Однако не всегда дело шло так гладко, как этого хотелось фюреру и его министру пропаганды. Так, например, в мае 1935 года нацистская пресса опубликовала сообщение о том, что два берлинских кабаре — «Катакомбы» и «Балаган» — были закрыты и актеры отправлены в концлагерь, ибо позволили себе «неуважительные шутки» по адресу НСДАП и государства. Угодил в концлагерь и популярный конферансье Вернер Финн, разрешивший себе пошутить насчет «возвышения» правой руки (т. е. нацистского приветствия) и «низведения» прав немецкого народа. Один композитор вел «пораженческие разговоры» и был приговорен за это к смерти. На его прошении о помиловании Геббельс со свойственным ему хамством начертал: «Даже если он второй Бетховен, все равно ему следует отрубить голову».
Много хлопот доставило нацистскому руководству так называемое «дело Осецкого». Осецкий был публицистом с мировым именем, редактировавшим в Веймарской республике прогрессивный журнал «Вельтбюне». Бескомпромиссная борьба против фашизма, милитаризма и войны снискала ему широкую популярность. Нацисты бросили Осецкого в концлагерь. Но в 1936 году немецкому антифашисту была присуждена Нобелевская премия за заслуги в борьбе за мир. Во всех странах началась кампания за его освобождение. Нацисты встревожились. Они перевезли смертельно больного литератора в больницу и начали вымогать у него письменное заявление о лояльности. К тем физическим пыткам, которым подвергался Осецкий в тюрьме и в концлагере, добавились пытки моральные. Довольно долго нацисты искали способ заставить Осецкого отказаться от премии. Но вот в дело вмешался сам Гитлер. Он дал указание запретить германским гражданам принимать Нобелевскую премию. Примерно тогда же было объявлено об учреждении «германской национальной премии», которая с тех пор ежегодно и с большой помпой присуждалась нацистским литераторам. Осецкий, не пожелавший идти ни на какие компромиссы, фактически остался пленником нацистов. Он умер в 1938 году в санатории Берлин-Норден.
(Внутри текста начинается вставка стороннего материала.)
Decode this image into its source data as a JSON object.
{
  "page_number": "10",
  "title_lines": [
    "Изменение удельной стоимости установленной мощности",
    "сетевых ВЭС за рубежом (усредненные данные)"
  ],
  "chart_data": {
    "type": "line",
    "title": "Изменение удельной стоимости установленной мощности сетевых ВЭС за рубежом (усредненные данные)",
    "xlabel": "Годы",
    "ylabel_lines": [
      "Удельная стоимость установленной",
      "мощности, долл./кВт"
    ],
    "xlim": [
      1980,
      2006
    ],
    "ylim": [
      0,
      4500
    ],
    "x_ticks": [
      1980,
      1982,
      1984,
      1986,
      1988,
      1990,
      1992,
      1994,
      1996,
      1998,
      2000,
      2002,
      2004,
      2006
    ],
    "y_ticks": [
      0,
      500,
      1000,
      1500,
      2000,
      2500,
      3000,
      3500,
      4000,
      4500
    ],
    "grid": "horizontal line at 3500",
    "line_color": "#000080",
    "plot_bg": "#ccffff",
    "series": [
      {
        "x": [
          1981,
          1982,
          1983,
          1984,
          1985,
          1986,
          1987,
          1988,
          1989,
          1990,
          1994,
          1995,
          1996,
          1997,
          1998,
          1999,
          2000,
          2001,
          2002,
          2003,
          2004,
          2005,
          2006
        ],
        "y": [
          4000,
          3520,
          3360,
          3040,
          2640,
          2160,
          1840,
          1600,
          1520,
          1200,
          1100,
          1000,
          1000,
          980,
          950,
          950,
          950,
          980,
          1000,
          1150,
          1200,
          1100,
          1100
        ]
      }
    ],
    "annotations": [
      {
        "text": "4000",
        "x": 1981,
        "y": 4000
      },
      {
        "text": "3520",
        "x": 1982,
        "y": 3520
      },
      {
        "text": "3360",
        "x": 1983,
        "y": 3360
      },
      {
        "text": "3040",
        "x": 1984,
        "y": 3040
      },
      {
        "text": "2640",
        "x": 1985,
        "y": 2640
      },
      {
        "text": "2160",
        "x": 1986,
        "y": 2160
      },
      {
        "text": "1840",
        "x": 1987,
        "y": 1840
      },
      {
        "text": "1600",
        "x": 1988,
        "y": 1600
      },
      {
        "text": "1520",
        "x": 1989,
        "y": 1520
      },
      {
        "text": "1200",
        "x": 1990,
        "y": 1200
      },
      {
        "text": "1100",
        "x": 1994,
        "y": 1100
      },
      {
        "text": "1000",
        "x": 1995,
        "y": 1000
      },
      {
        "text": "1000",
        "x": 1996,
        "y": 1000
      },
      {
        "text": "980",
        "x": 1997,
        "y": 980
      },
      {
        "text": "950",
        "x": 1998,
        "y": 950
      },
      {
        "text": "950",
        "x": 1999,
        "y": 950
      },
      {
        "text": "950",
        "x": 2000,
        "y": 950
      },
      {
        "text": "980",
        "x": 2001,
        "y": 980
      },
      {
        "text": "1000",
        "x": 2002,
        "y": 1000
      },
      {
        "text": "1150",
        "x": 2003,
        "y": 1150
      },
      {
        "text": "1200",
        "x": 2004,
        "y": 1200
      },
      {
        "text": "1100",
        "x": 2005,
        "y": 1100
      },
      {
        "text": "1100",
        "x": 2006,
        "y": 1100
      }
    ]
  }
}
Известно, что Гитлер считал себя крупным художником и архитектором, знатоком литературы и искусства. «Если бы не было войны, — сообщил он в 1942 году за столом в своей ставке, — я был бы наверняка архитектором, вероятнее всего, одним из лучших, если не самым лучшим архитектором Германии». В графе «профессия» в некоторых анкетах, которые приходилось заполнять фюреру как до 30 января 1933 года, так и после захвата власти, он писал: «профессиональный художник» или «писатель». Поэтому область искусства составляла, увы, особую прерогативу Гитлера, он уделял ей большое внимание в своих высказываниях и в своем законодательстве.
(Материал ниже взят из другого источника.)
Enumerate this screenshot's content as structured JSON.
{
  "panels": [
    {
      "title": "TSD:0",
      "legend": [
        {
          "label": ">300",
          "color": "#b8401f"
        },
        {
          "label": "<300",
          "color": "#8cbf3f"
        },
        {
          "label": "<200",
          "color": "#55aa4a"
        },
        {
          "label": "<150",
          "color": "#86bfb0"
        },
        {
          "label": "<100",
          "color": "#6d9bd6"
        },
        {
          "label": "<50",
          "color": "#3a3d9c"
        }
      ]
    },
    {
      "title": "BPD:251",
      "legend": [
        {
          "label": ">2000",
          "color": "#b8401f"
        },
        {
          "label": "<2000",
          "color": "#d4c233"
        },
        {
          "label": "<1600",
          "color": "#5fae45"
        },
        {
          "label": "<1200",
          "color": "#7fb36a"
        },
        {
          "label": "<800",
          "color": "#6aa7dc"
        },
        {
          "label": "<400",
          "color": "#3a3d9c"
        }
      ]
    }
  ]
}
Искусство Гитлер признавал лишь постольку, поскольку оно служило нацистским человеконенавистническим целям, иными словами, воспитывало в соответствующем духе «национал-социалистскую смену». «Германское искусство грядущих десятилетий, — говорил в 1933 году Геббельс, — будет героическим, проникнутым стальной романтикой, лишенным всякой сентиментальности, оно будет национальным и патетическим». Другой приближенный фюрера Вальтер Функ сформулировал мысли Гитлера о роли культуры следующим образом: «Противник, побежденный на поле политики, перебросил свои вооруженные силы в область культуры. Если вражеские войска, брошенные на поле культуры, встретят там вакуум… то они смогут вновь собраться и в один прекрасный день нанести удар с фланга по политическому могуществу рейха. Поэтому наше движение и наше государство нуждаются в войсках в области культуры точно так же, как в военной и политической областях. Они и здесь нуждаются в офицерах, которые хорошо знают свое ремесло, и им нужны солдаты, которые надежно, верно, мастерски владея оружием, будут служить нашему делу».
Таким образом, культура была для нацистов «полем битвы», а писатели и художники «войском», эдакими идеологическими «снайперами». Других сравнений они не знали! И никакие великие культурные ценности не имели в их глазах значения, если они в какой-то мере мешали утверждению идеологии расизма, антикоммунизма, агрессии. Кредо фашистских «культуртрегеров» было весьма лаконично выражено председателем гитлеровской «имперской палаты по делам литературы» драматургом Йостом: «Когда я слышу слово «культура», мне хочется выхватить револьвер!»
«Нацификация» искусства проводилась в «третьем рейхе» почти теми же методами, что и «пацификация» печати. Гитлер сам определял, что писать и как писать, что изображать на картинах и как изображать, что ваять и как ваять. И горе тому, кто осмеливался нарушать предписания фюрера!